In the last blog, we asked how we decide what our core Christian beliefs are. Of course, they come from the Bible but the problem is that there are all manner of interpretations of the Bible and there are all manner of ideas concerning which Biblical teaching is a core belief. However, I believe there are a few principles upon which all Christians should agree.
First, we should consider the earliest Christian creeds as the most authoritative. These creeds were developed closer to the time of Jesus and have had less of a chance for erroneous and/or nonessential ideas to infiltrate. As we mentioned last week, the earlier creeds are much simpler than the later. If the writers of the early creeds did not consider a particular Biblical teaching to be a core belief, why did the writers of the later creeds?
Second, Paul tells us Jesus’ death and resurrection for our sins is the gospel (I Corinthians 15:1-7). This is the main reason why Jesus came to this earth; it was not to teach us about the Trinity or baptism. Jesus’ death and resurrection for our sins must be a central part of our faith.
Third, Christianity is about Jesus. Much of Jesus’ teachings involve our actions and the person we become (Matthew 13:41-50, Matthew 25:31-46, Luke 18:18-30, John 5:27-29, John 12:44-50) so our core beliefs must address our actions as well as our beliefs.

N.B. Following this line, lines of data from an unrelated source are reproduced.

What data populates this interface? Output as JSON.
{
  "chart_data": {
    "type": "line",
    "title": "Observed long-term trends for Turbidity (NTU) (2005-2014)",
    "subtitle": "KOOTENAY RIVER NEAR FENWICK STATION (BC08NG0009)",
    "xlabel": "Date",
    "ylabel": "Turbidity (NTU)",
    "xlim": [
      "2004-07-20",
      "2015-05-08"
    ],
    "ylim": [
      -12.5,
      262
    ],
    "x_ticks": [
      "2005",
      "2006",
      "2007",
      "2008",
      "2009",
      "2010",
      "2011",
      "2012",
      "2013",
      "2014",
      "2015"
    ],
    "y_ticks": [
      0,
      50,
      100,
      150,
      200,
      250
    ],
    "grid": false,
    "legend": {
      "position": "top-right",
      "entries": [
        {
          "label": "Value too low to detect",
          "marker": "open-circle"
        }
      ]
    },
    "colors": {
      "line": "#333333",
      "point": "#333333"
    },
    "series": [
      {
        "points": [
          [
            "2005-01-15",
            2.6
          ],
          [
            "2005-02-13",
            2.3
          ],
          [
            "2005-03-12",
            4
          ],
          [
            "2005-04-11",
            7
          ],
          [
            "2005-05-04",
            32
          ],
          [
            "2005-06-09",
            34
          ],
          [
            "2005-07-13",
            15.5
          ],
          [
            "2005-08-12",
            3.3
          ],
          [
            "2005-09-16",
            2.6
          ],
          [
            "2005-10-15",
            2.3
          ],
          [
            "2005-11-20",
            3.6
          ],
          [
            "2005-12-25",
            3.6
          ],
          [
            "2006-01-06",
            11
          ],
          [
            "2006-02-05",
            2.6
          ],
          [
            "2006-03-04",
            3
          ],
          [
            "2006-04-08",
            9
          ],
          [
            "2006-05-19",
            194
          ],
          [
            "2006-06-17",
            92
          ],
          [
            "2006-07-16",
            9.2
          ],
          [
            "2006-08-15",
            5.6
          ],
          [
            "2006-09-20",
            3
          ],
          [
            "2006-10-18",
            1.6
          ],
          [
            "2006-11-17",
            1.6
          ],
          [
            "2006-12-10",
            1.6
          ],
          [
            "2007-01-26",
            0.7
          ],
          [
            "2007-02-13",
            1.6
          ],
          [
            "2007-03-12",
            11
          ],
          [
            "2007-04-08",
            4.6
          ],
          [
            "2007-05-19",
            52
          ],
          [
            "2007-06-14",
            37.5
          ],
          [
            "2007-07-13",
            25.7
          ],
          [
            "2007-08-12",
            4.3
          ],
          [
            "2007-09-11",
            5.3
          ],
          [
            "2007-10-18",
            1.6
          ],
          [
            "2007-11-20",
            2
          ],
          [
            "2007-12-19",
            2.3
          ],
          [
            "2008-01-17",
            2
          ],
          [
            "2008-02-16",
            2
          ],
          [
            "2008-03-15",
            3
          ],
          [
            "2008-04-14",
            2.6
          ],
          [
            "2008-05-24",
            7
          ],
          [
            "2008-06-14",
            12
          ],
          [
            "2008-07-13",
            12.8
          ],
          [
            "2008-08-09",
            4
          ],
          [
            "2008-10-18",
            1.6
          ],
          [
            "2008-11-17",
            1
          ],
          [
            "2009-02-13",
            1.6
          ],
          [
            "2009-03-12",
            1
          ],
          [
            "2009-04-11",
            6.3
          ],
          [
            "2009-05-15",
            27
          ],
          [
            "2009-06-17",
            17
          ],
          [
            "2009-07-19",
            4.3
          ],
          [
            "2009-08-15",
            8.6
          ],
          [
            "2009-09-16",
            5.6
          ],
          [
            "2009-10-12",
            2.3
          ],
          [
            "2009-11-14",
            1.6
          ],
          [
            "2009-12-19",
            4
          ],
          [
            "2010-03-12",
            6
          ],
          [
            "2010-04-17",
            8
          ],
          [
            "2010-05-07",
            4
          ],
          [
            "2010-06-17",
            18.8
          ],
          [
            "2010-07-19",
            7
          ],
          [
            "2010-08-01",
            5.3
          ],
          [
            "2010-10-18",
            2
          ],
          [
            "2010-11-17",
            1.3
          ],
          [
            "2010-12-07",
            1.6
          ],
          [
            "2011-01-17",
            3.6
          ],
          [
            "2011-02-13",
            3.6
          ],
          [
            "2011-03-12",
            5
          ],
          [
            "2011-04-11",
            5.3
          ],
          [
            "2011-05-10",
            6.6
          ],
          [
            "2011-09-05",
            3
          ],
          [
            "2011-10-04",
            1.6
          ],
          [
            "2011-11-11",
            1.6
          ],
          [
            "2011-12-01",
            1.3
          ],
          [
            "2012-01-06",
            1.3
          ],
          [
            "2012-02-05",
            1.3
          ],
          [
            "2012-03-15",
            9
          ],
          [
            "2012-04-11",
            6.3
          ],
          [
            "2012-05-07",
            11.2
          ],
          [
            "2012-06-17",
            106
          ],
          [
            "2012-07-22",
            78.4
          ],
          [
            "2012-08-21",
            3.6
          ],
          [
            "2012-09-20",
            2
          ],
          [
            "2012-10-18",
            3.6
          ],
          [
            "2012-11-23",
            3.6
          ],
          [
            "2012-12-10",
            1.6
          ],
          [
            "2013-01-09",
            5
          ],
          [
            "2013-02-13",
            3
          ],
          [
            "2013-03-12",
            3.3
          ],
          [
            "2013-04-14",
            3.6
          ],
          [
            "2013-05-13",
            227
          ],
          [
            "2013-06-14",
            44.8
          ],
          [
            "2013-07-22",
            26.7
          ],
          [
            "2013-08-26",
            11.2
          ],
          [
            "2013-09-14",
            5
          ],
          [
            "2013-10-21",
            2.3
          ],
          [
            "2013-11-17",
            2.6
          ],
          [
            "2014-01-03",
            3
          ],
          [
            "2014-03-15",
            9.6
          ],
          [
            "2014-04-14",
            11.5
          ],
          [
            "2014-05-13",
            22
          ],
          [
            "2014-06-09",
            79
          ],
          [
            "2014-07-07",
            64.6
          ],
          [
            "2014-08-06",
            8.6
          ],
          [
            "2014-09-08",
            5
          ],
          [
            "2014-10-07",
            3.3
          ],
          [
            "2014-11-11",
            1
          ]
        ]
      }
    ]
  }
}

Taking the above three principles, I believe our core beliefs should include: Belief in God, Jesus and his death and resurrection for our sins, the Holy Spirit, the universal Church, our eternal existence, and our judgment by Jesus. These tenants clearly follow the early Christian creeds. The only thing I would add concerns our judgment by Jesus—we will be judged according to our actions and the person we become not just our beliefs.